“Somebody put out the concept of a hundred-day plan,” Donald Trump said last week. That somebody was Donald Trump, who set out a “contract with the American voter” for his first 100 days in office during a speech in Gettysburg, Pennsylvania, last October.
Despite playing it down, the president is now in a headlong rush to rack up achievements before tomorrow’s milestone.
The frenzy ramped up this week with what the White House described as “one of the biggest tax cuts in history for both individuals and corporations.”
But to Trump’s critics it was everything they feared and predicted: a brazen plan to rob from the poor and give to the rich, who include the president himself.
The Patriotic Millionaires, 200 wealthy Americans who oppose tax cuts for their own class, issued a pithy response: “Patently absurd.”
Trump is under considerable pressure, some self-imposed, to deliver. From funding construction of the border wall to spurring $1 trillion in infrastructure investments over the next decade, the president has implemented zero of the 10 biggest promises he outlined for his first 100 days.
Only one bill has been introduced in Congress – the ill-fated measure to scale back President Obama’s healthcare law that culminated in an embarrassing defeat at the hands of Trump’s own party.
In many ways Trump, more than any modern president before him, runs his White House like a television drama, believing that projecting an image of energy and progress is as important, if not more so, than the reality.
Peter Wehner, a former official in the George W. Bush White House who is now a senior fellow at the Ethics and Public Policy Centre, said no administration can bluff its way through four years.
“You have to produce,” Wehner said. “Ultimately the achievements will matter. You can spin and you can sell and you can put things in bright neon lights, but when everything is said and done, presidents are judged on their results.”
The Trump White House has produced some accomplishments, from regulatory rollbacks intended to promote economic growth to the installation of Justice Neil Gorsuch on the Supreme Court.
But on his largest promises – those boomed from campaign trail stages and enshrined in his voter contract – Trump has fallen short.
An Associated Press analysis found Trump has accomplished just 10 of the 38 specific promises he detailed in his voter contract, most through executive orders that allowed him to bypass the Republican-controlled Congress.

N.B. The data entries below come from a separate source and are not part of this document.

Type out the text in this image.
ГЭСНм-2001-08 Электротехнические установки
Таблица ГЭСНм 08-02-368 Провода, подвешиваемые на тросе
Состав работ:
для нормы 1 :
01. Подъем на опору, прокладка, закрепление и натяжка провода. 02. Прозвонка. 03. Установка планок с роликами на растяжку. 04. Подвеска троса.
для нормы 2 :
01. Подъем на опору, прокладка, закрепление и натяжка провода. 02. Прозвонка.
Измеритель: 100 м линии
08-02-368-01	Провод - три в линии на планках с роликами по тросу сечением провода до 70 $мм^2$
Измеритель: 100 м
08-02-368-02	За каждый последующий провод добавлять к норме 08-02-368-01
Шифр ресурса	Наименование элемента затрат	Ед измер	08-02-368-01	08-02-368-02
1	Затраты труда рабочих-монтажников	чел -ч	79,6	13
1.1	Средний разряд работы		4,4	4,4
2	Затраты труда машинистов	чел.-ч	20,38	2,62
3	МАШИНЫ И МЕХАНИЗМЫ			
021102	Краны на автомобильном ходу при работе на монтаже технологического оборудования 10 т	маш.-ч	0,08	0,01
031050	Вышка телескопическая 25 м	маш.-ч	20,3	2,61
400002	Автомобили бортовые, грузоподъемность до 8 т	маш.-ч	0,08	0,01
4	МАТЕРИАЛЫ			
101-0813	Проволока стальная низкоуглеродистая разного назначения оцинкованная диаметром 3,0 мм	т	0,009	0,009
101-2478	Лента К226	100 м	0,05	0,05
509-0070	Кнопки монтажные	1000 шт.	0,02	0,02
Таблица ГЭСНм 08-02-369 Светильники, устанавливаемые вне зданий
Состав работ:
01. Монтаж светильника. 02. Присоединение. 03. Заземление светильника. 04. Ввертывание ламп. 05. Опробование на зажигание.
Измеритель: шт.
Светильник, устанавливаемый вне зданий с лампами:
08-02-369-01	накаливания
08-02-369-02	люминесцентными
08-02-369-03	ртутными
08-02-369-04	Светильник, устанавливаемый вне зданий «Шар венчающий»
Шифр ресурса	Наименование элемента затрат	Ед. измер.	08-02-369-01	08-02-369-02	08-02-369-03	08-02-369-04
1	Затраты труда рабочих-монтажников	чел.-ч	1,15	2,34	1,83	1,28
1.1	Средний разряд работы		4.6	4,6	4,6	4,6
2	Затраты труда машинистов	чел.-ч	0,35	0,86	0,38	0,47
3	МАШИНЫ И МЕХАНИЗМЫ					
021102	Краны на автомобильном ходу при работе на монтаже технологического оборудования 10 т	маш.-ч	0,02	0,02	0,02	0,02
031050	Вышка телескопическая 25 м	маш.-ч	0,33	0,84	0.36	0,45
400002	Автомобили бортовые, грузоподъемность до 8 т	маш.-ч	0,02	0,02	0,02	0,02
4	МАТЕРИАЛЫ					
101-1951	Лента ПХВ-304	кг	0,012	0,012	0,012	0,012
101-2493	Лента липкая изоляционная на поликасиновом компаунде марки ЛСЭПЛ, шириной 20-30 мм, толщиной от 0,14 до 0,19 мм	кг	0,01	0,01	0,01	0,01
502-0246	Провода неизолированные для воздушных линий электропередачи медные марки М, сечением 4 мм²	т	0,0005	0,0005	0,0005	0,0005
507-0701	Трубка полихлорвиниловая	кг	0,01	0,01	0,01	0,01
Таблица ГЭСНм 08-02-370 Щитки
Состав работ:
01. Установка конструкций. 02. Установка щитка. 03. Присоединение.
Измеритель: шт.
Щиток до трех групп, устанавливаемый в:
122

Asked about Trump’s failure to implement many of the key items, Marc Short, the White House director for legislative affairs, said the administration had run up against the slow-moving federal bureaucracy.
Short said the administration was not backing down on its early promises but added, “Perhaps the timetable was ambitious.”
In the run-up to the 100-day mark, the administration has become a whirling dervish of activity.
In a memo this week that contained a number of factual inaccuracies – including a claim that Roosevelt signed only nine executive orders, rather than the actual 99, in his first 100 days – the White House boasted of the president’s “historic accomplishment.”
The president’s team has also deployed Cabinet secretaries throughout the country to tout what they say are Trump’s robust successes.
Tomorrow, the president who doesn’t believe in the concept will headline a 100-day political rally in Pennsylvania.
Republican lawmakers largely defend the president, with some seeking to separate his domestic achievements from his foreign policy moves.
Senator John McCain, who had dinner with Trump this week, said he was pleased with Trump’s national security team and praised the cruise missile strikes the president launched in Syria.
But he sized up Trump’s domestic agenda differently. “Obviously, it’s been stalled,” McCain said.
For Democrats, who have waged a full-fledged war against much of the president’s agenda, there is some relief that he has not delivered on many of his promises, most notably his vow on Obamacare.
On Monday the Jimmy Carter Presidential Library tweeted the laws and executive orders he signed in his first 100 days, ending with the most devastating statistic of all – Carter’s approval rating of 63 per cent.
Trump, the least-popular new president in modern times, has an average approval rating hovering in the low 40s.
The reviews from around the world are not good.
“Quite a few people are saying well, ‘We’re still here,'” joked Alastair Stewart, a top anchor at Britain’s ITV News and an observer of global affairs for more than 40 years.
But he was only half-joking. “There isn’t all-out nuclear conflict, although it’s openly talked about. I find that quite extraordinary,” he said.
Interviews conducted by NBC News in more a half-dozen countries revealed a similar feeling that the world has become more dangerous under Trump and that a major crisis, or worse, could be looming.
Political analysts said Trump appears to be careening from international crisis to crisis without a clear foreign policy strategy.
“I think our view here … is like a school report that says, ‘The start wasn’t as bad as it might have been, but can do and must do better’,” said Stewart. “Until there’s evidence of that, folks will look at the United States of America with a degree of fear.”